La gestion de Donald Trump a atteint un nouveau record, avec une moyenne de 1 435 immigrés en situation irrégulière déportés par jour lors des deux dernières semaines, le chiffre le plus élevé jamais enregistré dans l'histoire récente du pays.
Selon des données du Département de la Sécurité intérieure, citées par The Washington Times, plus de 59 000 personnes restent sous la garde de l'ICE, tandis que les interpellations quotidiennes se situent autour de 930.
Cette tendance, encouragée par la soi-disant Big Beautiful Bill —loi qui injecte des milliards de dollars dans les opérations migratoires et augmente la capacité de détention— pourrait mener à dépassements d'un demi-million de déportations en un an, dépassant le record établi en 2012 sous l'administration Obama.
En décembre et janvier, durant les dernières semaines de l'administration Biden, les arrestations de l'ICE variaient entre 215 et 300 par jour, et les expulsions se situaient entre 500 et 700.
Des organisations défendant les immigrés ont dénoncé que cette augmentation massive des expulsions a généré un système surchargé, avec des rapports de déportations erronées, une détérioration des conditions dans les centres de détention et un manque de garanties procédurales de base.
"Propulsé par un financement de 45 milliards de dollars, il y a plus de personnes détenues pour des raisons d'immigration que jamais dans l'histoire des États-Unis", a déclaré ce vendredi l'American Immigration Council.
"A mesure que l'administration Trump augmente la capacité de détention, la préoccupation pour un système surchargé qui a conduit à des expulsions erronées, à la détérioration des conditions de détention et à l'absence de garanties procédurales de base", a déclaré au Washington Times.
Un juge fédéral a ordonné cette semaine des améliorations dans un centre de New York, où des migrants ont été contraints de dormir par terre.
La stratégie du gouvernement de Donald Trump a considérablement réduit les arrestations à la frontière avec le Mexique, permettant ainsi à l'ICE de se concentrer sur l'intérieur du pays.
Début juin, lorsque Trump a envoyé l'ICE à Los Angeles, le nombre quotidien de détentions a atteint un maximum de près de 1 200 immigrants.
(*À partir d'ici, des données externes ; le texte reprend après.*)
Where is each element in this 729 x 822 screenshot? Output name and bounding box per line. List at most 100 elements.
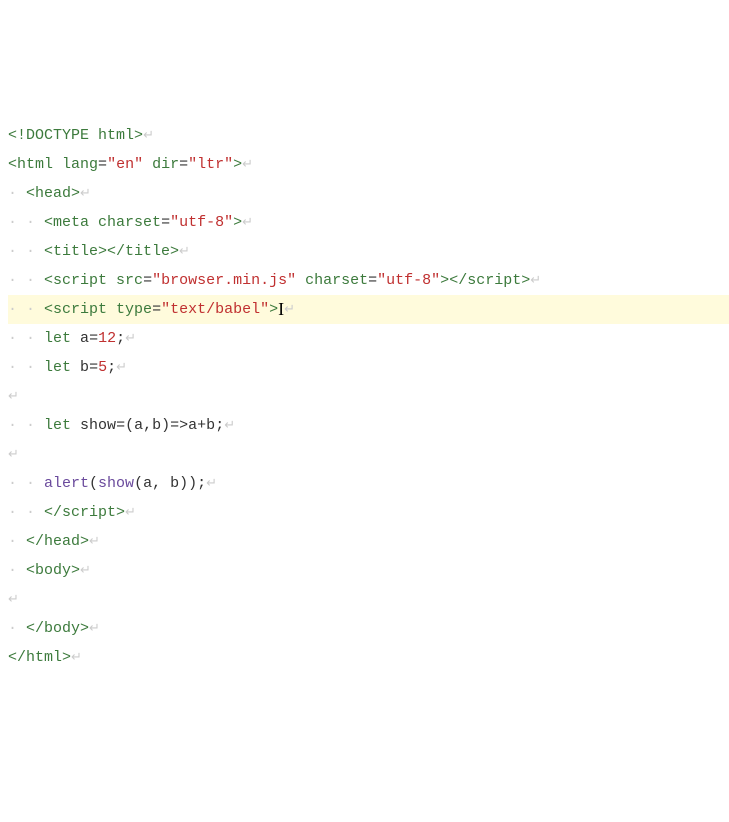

Puis il a diminué à environ 850 par jour en juillet, avant de remonter à plus de 900 entre le 26 juillet et le 9 août.
Lors des arrestations du 9 août, un 36 % des migrants avaient des condamnations pénales, 31 % faisaient face à des accusations en cours et 33 % n'avaient que des infractions migratoires.
À la fin de l'administration Biden, plus de 60 % avaient des condamnations pénales et moins de 8 % des détenus n'avaient que des infractions migratoires.
Questions fréquentes sur les déportations sous l'administration Trump
Quel est le record actuel des déportations quotidiennes pendant le mandat de Trump ?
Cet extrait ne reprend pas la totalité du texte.